精神分析はフェミニズム批評やカルチュラルスタディーズの分野では特に大きな影響を与えましたが、これを日本のアニメや漫画作品を読み解く際に、全面的に当てはめることは難しいのではないか、と私は実感しています。フロイト的な「象徴」や「メタファー(隠喩)」の概念は一神教や家父長制といったヨーロッパの歴史と価値観に基づき作られているため、多神教の歴史を持つ日本のアニメや漫画作品を読み解くことには、限界があるように思うからです。
今回は、主に二次元作品が孕む性的メタファー(隠喩)とメトニミー(喚喩)について、考えていきます。
エロスの漂白
昨年末に、SF&ファンタジー評論家でジェンダー・フェミニズム関連の著書も数多く執筆されている小谷真理さんと、拙イベント『マイノリティー・アートポリティクス・アカデミー』の打ち合わせをした際、小谷さんの言葉に思わず膝を打つ場面がありました。
「西洋圏の文学や表象は、メタファー(隠喩)が洗練されているけれど、日本のアニメや漫画はメトニミー(換喩)が洗練されているので、メタファーの理論によってのみメトニミーが生かされた作品を読み解こうとすると、齟齬が出ますよ」(小谷さん)

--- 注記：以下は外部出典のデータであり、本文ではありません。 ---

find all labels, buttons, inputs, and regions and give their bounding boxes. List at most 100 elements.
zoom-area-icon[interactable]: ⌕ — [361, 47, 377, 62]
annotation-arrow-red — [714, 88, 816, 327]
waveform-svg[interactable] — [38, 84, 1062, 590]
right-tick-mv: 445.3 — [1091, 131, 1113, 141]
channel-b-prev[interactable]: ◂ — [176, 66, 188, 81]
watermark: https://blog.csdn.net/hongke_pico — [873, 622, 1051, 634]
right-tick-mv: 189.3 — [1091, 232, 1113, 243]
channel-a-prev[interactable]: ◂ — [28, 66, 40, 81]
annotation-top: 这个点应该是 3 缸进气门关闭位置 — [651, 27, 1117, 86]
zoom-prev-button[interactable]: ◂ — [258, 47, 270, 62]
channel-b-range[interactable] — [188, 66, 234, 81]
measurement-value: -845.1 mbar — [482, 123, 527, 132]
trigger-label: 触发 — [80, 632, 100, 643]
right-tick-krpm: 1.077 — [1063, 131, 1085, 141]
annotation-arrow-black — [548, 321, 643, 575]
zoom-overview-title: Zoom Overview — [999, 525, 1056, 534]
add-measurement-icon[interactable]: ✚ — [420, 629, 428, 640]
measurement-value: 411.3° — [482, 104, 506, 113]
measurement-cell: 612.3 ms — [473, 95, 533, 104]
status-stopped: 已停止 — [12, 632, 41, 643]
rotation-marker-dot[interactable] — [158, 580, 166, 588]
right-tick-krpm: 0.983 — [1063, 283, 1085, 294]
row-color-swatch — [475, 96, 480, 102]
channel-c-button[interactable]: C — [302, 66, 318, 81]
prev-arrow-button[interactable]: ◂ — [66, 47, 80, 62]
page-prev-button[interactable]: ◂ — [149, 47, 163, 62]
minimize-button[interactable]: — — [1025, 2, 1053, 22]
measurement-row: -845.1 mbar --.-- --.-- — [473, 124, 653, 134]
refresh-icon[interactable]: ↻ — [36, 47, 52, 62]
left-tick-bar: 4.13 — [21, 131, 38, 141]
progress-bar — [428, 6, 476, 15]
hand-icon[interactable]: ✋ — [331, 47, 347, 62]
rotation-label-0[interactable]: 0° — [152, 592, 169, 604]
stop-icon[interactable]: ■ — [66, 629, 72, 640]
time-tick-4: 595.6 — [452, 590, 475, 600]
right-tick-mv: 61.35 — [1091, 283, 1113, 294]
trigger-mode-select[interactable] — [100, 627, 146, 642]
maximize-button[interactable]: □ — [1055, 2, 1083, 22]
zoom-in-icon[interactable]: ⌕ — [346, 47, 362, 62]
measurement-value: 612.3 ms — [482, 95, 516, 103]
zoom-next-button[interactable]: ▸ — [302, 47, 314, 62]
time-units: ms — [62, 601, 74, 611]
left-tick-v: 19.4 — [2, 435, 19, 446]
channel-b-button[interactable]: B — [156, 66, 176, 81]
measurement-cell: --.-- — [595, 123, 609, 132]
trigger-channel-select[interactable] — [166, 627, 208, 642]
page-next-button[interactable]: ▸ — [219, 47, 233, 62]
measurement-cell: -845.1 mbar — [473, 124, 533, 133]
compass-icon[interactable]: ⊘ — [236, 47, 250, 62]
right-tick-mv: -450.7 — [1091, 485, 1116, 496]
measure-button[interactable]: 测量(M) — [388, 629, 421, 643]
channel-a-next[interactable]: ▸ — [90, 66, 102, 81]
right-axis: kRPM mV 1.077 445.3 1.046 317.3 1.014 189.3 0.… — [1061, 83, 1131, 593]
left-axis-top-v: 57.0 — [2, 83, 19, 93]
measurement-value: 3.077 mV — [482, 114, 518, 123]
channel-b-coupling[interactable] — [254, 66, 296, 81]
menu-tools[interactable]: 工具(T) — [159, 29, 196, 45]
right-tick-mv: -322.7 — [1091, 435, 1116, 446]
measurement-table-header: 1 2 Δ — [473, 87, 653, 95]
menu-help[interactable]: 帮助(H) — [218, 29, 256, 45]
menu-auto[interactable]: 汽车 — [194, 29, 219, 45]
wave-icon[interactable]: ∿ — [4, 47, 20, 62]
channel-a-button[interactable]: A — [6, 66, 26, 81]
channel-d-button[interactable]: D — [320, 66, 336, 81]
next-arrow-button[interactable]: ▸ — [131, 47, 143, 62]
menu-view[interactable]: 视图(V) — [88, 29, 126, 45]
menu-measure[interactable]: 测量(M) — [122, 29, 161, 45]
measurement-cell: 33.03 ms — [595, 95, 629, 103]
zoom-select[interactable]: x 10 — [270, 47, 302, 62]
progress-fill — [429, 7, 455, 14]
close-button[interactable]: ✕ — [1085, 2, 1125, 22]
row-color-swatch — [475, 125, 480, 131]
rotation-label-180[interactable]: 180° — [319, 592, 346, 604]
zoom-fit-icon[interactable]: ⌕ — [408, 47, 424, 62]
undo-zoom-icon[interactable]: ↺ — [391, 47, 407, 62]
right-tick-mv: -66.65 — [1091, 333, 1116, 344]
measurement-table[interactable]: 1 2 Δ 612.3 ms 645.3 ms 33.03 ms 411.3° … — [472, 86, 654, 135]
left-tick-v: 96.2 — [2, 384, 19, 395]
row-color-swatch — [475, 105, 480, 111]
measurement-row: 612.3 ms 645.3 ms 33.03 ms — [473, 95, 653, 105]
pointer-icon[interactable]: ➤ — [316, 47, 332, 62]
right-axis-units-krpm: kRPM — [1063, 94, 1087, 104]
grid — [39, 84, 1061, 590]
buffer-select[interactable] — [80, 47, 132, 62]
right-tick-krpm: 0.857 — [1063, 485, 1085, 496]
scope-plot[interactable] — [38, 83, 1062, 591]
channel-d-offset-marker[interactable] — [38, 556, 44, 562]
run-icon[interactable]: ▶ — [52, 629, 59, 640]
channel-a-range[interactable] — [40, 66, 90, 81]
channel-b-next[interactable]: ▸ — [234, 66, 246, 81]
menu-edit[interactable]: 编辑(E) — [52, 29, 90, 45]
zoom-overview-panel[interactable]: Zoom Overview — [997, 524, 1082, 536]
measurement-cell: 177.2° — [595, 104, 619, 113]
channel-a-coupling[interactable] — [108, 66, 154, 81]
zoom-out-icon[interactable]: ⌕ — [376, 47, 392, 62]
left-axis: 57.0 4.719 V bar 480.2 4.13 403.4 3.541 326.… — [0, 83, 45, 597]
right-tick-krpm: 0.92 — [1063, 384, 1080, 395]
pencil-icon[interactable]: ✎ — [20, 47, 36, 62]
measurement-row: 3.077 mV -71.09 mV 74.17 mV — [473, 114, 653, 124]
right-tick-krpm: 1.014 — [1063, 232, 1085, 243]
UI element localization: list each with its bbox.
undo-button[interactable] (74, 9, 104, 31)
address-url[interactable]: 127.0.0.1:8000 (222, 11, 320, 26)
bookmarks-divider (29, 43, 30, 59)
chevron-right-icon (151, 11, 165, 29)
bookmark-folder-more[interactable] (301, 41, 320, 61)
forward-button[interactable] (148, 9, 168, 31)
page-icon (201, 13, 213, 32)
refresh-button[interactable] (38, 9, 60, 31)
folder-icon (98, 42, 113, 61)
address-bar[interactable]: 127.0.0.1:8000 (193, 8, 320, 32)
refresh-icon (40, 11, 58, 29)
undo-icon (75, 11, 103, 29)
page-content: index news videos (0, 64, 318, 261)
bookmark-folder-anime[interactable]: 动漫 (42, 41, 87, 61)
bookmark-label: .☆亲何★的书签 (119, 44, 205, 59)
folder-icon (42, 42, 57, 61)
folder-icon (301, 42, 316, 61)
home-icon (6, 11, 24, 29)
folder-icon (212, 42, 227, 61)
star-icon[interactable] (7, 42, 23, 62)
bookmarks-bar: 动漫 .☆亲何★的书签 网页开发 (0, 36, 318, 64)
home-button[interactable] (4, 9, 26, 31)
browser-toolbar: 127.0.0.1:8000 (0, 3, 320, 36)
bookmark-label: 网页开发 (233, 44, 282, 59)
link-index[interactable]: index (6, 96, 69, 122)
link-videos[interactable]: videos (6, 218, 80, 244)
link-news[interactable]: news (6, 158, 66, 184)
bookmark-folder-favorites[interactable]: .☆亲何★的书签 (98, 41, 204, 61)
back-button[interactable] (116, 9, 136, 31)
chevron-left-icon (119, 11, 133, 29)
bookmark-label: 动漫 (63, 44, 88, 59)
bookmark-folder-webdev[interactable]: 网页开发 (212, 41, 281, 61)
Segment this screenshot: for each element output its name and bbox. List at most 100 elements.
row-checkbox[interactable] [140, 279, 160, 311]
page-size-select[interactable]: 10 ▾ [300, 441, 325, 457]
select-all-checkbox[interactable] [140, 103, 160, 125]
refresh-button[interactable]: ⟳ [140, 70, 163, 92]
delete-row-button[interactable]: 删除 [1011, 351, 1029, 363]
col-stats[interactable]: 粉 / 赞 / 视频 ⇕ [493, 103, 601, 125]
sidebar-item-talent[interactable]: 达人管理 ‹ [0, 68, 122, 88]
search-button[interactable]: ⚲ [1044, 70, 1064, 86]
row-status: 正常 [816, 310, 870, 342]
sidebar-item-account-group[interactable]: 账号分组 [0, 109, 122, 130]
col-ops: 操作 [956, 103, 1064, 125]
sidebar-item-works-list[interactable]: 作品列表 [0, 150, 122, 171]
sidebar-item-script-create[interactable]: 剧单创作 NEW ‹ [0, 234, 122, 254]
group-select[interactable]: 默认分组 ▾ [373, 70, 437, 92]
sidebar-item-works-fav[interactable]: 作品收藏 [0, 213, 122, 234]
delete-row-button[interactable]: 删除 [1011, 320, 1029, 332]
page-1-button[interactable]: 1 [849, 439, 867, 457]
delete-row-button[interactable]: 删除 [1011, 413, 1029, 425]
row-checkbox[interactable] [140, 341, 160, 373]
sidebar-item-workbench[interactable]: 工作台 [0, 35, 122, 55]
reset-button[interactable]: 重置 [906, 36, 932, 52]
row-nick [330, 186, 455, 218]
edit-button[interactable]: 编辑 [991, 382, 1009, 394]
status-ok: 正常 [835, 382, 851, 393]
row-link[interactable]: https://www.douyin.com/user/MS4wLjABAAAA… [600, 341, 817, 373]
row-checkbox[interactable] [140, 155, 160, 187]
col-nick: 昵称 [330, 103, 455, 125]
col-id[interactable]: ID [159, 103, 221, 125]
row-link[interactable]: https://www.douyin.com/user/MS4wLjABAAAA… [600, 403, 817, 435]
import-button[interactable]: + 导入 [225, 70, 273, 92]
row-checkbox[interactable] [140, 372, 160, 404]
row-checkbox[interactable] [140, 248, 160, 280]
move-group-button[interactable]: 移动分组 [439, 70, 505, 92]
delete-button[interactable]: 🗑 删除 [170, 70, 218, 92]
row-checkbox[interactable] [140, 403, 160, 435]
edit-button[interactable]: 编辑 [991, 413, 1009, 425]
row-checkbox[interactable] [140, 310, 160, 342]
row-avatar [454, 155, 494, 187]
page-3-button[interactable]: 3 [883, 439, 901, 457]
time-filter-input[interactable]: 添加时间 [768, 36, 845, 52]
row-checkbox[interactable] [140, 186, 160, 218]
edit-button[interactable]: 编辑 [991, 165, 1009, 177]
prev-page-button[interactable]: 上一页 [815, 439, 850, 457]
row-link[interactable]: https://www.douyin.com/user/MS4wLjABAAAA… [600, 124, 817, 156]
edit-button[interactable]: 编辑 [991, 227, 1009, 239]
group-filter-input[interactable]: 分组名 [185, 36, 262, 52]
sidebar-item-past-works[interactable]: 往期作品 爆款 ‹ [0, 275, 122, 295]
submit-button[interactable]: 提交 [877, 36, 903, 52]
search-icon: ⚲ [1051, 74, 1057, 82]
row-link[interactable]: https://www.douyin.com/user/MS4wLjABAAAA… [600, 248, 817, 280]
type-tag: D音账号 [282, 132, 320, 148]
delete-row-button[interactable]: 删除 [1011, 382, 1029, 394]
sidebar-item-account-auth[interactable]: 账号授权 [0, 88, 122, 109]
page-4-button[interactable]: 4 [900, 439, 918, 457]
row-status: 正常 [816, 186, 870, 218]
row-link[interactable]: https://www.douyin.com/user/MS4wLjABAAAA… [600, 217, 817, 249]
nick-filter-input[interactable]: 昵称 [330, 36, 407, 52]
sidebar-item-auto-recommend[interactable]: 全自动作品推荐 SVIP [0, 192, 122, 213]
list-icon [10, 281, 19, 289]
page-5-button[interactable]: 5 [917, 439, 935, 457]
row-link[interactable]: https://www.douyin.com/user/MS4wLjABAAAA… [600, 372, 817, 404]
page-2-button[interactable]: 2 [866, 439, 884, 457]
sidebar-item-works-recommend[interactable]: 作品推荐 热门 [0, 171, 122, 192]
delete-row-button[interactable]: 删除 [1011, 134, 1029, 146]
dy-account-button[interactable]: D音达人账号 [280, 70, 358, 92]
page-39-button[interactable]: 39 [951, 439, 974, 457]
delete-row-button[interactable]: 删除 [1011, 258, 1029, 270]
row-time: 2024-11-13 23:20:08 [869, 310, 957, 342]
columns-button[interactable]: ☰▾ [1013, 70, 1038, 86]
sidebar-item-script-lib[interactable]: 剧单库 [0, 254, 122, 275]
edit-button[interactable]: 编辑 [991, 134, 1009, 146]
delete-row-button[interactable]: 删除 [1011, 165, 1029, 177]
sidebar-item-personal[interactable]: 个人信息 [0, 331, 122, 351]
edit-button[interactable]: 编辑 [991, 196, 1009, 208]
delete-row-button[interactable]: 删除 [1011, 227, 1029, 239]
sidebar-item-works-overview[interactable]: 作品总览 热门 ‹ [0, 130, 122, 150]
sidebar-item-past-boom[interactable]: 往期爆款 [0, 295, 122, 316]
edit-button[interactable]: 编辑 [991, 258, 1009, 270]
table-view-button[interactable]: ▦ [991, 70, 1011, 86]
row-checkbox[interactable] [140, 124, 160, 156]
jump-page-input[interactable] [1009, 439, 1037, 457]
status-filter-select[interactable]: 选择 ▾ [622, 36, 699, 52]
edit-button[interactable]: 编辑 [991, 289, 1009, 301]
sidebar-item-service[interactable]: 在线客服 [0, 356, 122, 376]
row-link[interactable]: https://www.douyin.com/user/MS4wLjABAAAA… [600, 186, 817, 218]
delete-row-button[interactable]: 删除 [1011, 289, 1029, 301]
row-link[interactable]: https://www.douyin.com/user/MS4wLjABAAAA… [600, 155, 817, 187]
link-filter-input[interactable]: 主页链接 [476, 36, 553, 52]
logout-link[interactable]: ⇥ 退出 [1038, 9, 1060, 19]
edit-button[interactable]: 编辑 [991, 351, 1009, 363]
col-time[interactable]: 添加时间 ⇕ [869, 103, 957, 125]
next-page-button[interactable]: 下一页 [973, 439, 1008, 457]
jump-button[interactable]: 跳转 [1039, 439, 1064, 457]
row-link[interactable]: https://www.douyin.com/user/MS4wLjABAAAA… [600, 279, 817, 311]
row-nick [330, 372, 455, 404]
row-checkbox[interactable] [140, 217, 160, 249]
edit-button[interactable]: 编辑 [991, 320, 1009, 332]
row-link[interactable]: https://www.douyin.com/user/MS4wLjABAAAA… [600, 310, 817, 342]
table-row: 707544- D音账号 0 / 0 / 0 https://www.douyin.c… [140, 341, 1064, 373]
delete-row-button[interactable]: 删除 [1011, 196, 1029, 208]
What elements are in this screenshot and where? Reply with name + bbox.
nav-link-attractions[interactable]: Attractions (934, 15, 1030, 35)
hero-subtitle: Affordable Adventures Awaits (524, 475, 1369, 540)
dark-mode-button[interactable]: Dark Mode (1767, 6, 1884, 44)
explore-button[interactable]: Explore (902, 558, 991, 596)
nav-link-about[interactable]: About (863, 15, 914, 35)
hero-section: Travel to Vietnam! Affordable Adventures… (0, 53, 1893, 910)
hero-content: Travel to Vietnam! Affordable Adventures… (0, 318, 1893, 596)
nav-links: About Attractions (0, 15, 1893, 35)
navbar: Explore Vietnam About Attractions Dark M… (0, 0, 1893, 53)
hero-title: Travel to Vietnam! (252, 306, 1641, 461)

メタファー(隠喩)とメトニミー(換喩)について簡単に説明します。「人生はドラマである」「あいつは鬼だ」というように、“全体”を“別の全体”で表象する修辞をメタファー(隠喩)。「(食事全般を表す意味としての)ごはんが食べたい」「(日本の政治の中心、国会を表す意味としての)永田町は変わるのか?」のように、“部分”をもって“全体”を表象する修辞をメトニミー(換喩)と言います。
日本のアニメや漫画のキャラクター表象は、メトニミー(換喩)の宝庫です。日本のアニメや漫画においては、「ネコミミ」や「ツインテール」、「ツンデレ」、「幼なじみ」など、キャラクターを類型化させることによって、その人物の生い立ちや価値観を表すメトニミー(換喩)表現が多々あります。人気作品や優れた作品の多くは、そうしたテンプレートな表現をそのまま楽しむことより一歩進んで、テンプレを一種の王道として生かしつつも、物語の進行とともに類型からズラしていくことで、キャラクターの個性や魅力を描いています。決められたページ数や時間や話数(深夜アニメで言えば、30分12話1クール)で、より物語やキャラクターを魅力的なものにするために、メトニミー(換喩)は欠かせないものなのです。
昨年末にはTwitterで、「『響け!ユーフォニアム』の吹奏楽器は男根のメタファーである」という内容のつぶやきがバズり、現在も「性的消費」「性的に眼差す」といったワードは様々な議論を呼んでいます。『響け! ユーフォニアム 北宇治高校吹奏楽部へようこそ』は、高校の吹奏楽部員たちの青春を描いた小説で、コミック、テレビアニメとメディア展開し、そして劇場版アニメも公開予定の人気作品。『けいおん!』などで知られる京アニが制作しています。